2. You can't imagine going back to your career after COVID-19. 

However, complete pragmatism doesn't have to be the only reason for a career shift. One of the biggest signs you should make a change? Time away from the workplace has shown you that you can't go back. 
"One of the biggest indicators that it's time for a switch is that you can't imagine going back to the way things were," Michele Mavi, Career Strategist and Founder of MonumentalMe.com, said. "[People] are finding incredible comfort in the escape provided by this new normal and are dreading the idea of having to go back to the work. It's normal for anyone to find it hard to be as motivated under these circumstances, but not caring about the quality of your work and having more anxiety at the thought of going back to work... is a clear indication that a change is in order."
If you've been dreading the work day since COVID-19 began — and if that feeling existed under the skin before all of this went down or continues once this is over – it may be time for a change. 

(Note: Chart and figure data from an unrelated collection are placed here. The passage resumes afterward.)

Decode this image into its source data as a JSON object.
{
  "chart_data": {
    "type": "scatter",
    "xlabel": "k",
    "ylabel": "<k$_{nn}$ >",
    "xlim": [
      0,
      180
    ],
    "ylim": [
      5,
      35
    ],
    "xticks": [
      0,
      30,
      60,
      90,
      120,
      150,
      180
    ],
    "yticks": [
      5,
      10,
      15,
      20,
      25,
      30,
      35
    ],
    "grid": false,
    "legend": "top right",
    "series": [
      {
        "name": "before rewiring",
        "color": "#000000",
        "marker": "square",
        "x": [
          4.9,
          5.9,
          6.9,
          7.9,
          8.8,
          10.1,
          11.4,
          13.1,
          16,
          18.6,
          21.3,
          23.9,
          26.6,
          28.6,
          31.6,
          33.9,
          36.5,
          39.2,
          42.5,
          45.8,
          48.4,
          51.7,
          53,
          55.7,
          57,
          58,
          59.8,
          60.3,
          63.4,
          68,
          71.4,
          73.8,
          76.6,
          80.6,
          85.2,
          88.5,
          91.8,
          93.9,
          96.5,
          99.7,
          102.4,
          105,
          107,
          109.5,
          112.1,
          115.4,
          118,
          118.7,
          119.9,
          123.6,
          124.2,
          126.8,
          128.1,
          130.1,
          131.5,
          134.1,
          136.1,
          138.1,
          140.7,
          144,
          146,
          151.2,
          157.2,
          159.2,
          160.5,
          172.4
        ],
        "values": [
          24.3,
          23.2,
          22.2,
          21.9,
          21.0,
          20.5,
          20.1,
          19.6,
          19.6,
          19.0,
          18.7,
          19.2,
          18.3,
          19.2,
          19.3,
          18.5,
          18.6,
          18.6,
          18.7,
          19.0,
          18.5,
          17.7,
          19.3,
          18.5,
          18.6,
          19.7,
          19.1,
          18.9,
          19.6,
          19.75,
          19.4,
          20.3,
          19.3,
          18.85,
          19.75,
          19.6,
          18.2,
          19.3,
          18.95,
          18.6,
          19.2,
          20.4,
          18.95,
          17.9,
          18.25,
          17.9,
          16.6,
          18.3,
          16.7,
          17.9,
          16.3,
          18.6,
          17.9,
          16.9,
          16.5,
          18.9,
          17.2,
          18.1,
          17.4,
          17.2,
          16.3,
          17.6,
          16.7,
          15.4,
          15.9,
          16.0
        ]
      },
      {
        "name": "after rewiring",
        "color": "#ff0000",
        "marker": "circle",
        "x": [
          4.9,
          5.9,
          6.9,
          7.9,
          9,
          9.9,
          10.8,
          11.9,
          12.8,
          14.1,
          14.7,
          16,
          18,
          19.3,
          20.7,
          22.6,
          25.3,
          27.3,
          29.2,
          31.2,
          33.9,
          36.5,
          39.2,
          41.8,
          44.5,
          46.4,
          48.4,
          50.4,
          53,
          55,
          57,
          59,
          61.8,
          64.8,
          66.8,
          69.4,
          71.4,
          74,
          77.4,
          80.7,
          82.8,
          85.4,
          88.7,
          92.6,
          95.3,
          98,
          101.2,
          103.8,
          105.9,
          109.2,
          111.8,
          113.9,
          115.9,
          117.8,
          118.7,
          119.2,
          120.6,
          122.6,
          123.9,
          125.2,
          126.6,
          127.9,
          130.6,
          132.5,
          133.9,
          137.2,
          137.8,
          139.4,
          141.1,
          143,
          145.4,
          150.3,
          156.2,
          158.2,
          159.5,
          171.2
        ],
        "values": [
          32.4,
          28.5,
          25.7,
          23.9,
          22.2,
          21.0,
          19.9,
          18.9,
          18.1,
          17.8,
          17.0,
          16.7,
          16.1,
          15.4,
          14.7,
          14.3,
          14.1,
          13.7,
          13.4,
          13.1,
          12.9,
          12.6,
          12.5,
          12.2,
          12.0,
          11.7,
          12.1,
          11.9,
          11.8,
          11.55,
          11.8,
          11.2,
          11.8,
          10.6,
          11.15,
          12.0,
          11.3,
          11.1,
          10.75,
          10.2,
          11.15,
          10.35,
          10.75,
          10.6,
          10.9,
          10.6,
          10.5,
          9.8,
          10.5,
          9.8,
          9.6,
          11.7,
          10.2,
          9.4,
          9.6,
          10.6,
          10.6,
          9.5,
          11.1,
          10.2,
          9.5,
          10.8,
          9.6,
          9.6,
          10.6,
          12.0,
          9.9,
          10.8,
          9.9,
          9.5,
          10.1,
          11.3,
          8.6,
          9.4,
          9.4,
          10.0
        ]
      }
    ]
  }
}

3. There's nowhere to grow.

If you fail to get excited about your next career move or if you have no idea what that next move would be, it may be time to change professions. After all, making a career shift isn't a failure to achieve that next step — it's just a recognition that another path may be better. This is especially true for professionals grappling with the devastation of their organization or field. 
Your next career path may be something you haven't considered yet, according to Sean Nguyen, a Director at Internet Advisor
"If you can’t imagine where you’ll be in 5 years within that career path, then it’s time to move on," he said. "Your time is best spent thinking about what makes you happy, what makes you feel fulfilled, what your goals are and what your strengths are. Somewhere, these aspects all meet in the middle, but you have to think outside the box. What are your skills? Where else can they be applied? What industries have you never considered before?"

4. You've done the groundwork and you still want to change. 

If you've felt the itch to change like the ones described above and if you're making a change to an industry that makes sense to you, there's one more step you need to take to know a career shift is right for you, according to Jennifer Spoelma, a professional career coach. 
"Too often, when people seek a career change, they do so with a 'grass is greener' mindset, meaning their primary motivator to make a change is based on trying to get rid of something negative they're experiencing in their current job," she said. "When changing something negative is your main motivator, you tend to have the perspective that anything will be better than your current situation. Or, that the grass will definitely be greener everywhere else. This thinking blinds you from critically assessing other opportunities to see if they really will be a good fit for you or lead to some of the same feelings you have in your current position."
"Doing the groundwork means taking time to really evaluate the elements you both enjoy and dislike about your current situation. Then, developing a strong visualization and understanding of what you're actually looking for in your next job. This will help you compare companies and job postings to your ideal position to help you decide if applying, or accepting an offer will actually be worth it."